Lorenza Mazzetti was the Italian artist, writer and film-maker whose short film Together made a key contribution to the influential mid-1950s Free Cinema movement in the UK; she died in 2020 having returned to Italy and spent her subsequent career writing novels and memoirs, and running a puppet theatre in Rome. While her film output was undeniably slim, she was one of the vanishingly few female directors operating in Britain in the 1950s, and has become something of a focus and symbolic figure for academics and film-makers hoping to unearth hidden histories.
This undoubtedly has been the case for Brighid Lowe, associate professor at the Slade School of Fine Art, the institution into which Mazzetti barrelled as a neophyte artist in 1951, and where, Oscar-Wildeishly, she announced her “genius” to the institution’s director, painter William Coldstream. The meat of Lowe’s film, a self-described labour of love at least five years in the making, is interview material with a 90-year-old Mazzetti by fellow academic and critic Henry K Miller, in which Mazzetti (with a bit of prompting) reminisces about her time in London, and the roots of her art, in what now looks like a final testament.
It becomes clear she was unavoidably marked by her traumatic wartime experience, when the family of her Jewish uncle Robert Einstein was murdered by the SS in 1944 (and Einstein, in hiding at the time, killed himself a year later). Mazzetti and her twin sister Paola, who were living with the Einsteins in Tuscany, were spared, apparently because their surnames (accurately) indicated they weren’t Jewish. In Mazzetti’s words, she “ran away” from this horror to a war-ravaged London; once at art school she liberated camera equipment and film stock to make a pair of short films inspired by Franz Kafka, the prince of outsiderdom, before gaining the backing of the BFI’s Experimental Film Fund to make Together, which featured artists Michael Andrews and Eduardo Paolozzi as deaf brothers in London’s East End.

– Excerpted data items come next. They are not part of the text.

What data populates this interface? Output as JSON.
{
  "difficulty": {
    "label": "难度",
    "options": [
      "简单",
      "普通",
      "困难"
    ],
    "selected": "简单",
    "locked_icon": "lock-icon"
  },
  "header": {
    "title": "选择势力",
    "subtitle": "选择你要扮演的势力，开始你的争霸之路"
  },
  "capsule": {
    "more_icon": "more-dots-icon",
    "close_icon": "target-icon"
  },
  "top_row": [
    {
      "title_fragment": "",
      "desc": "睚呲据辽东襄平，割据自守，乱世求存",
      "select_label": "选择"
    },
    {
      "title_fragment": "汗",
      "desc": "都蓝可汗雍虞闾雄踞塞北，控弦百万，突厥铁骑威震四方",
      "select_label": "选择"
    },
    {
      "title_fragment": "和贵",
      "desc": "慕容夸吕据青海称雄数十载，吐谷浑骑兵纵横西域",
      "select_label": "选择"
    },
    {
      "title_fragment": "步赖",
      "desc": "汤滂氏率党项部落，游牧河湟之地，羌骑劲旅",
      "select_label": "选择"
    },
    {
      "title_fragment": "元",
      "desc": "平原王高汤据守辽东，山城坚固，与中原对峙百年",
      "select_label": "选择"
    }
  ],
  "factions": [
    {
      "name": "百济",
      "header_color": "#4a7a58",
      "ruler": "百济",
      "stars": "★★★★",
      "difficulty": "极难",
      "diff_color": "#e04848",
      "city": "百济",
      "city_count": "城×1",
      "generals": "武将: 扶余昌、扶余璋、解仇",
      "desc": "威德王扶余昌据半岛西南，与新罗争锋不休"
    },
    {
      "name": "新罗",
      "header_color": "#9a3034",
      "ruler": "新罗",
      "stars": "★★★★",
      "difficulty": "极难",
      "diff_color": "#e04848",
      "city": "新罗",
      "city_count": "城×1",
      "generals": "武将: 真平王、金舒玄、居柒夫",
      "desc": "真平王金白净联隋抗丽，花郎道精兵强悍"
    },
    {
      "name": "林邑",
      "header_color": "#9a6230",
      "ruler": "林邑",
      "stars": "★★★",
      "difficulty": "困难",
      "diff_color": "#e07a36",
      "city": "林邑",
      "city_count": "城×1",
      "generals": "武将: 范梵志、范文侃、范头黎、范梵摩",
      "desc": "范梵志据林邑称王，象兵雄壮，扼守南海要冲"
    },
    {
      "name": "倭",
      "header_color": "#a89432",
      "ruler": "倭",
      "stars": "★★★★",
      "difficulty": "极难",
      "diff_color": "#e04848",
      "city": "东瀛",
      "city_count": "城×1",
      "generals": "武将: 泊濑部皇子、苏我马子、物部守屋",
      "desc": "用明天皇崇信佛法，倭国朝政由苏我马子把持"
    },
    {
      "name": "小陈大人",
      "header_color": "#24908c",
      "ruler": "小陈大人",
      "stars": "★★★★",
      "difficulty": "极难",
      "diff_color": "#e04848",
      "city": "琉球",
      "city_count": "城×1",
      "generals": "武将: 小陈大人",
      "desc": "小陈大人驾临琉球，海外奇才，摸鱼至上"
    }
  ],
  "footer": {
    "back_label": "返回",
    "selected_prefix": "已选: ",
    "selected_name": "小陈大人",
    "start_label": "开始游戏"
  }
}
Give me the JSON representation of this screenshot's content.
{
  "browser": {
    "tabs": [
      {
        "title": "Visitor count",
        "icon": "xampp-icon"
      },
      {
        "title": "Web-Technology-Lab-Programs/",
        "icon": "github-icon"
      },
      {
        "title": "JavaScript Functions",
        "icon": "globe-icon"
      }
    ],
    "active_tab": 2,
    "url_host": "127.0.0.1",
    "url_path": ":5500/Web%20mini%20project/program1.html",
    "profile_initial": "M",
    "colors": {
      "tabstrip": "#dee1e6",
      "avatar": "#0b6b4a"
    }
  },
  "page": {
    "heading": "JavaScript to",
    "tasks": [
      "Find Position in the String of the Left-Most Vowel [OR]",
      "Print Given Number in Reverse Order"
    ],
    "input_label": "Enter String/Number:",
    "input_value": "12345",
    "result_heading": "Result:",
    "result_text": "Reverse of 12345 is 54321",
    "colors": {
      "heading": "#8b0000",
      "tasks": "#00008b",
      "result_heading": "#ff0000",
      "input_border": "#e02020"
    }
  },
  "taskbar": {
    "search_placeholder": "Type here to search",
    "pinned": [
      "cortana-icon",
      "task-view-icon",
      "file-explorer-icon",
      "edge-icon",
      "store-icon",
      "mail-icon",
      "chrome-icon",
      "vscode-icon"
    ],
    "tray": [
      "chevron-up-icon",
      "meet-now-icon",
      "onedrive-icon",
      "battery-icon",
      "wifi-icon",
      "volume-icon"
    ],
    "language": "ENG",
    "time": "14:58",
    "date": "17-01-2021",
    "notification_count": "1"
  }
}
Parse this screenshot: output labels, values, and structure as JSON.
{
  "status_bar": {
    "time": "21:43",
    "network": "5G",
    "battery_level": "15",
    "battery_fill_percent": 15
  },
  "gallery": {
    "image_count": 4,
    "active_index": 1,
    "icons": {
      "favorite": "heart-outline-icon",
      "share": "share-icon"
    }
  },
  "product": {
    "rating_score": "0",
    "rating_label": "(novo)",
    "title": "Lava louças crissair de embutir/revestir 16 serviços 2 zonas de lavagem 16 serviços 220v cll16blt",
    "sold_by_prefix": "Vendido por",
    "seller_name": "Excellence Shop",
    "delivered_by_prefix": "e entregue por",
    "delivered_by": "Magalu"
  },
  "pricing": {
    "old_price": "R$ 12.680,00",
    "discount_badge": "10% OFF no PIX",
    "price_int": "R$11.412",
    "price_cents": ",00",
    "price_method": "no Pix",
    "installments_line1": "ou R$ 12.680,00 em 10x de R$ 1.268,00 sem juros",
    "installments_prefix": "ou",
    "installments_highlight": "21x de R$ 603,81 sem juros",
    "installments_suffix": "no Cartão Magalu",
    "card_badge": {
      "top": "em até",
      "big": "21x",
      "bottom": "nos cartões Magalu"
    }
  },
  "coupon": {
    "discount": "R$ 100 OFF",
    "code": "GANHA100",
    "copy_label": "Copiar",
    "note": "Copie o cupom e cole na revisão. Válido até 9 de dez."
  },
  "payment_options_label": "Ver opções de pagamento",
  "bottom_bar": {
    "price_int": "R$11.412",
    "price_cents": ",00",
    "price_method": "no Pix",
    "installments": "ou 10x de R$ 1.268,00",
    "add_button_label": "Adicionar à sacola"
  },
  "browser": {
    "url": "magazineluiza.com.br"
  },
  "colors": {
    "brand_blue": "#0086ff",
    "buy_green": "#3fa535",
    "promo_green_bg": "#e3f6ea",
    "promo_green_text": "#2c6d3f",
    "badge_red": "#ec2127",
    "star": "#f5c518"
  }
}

In retrospect, Together, which was included in the first Free Cinema programme at the National Film Theatre (alongside films by Lindsay Anderson, Karel Reisz and Tony Richardson) was the high point of her film work. While a number of her contemporaries went on to significant directorial careers, Mazzetti returned to Italy and after a disappointing response to her 1959 Italian feature I Cattivi Vanno in Paradiso (made, like Together, in collaboration with Denis Horne) channelled her creativity into writing about the horrible events of her childhood. Mazzetti doesn’t complain that sexism derailed her film career, but as the sole woman among her Free Cinema cohort it’s hard to think it didn’t play a part. Even so, Mazzetti emerges as a vibrant, infectiously enthusiastic figure to the end.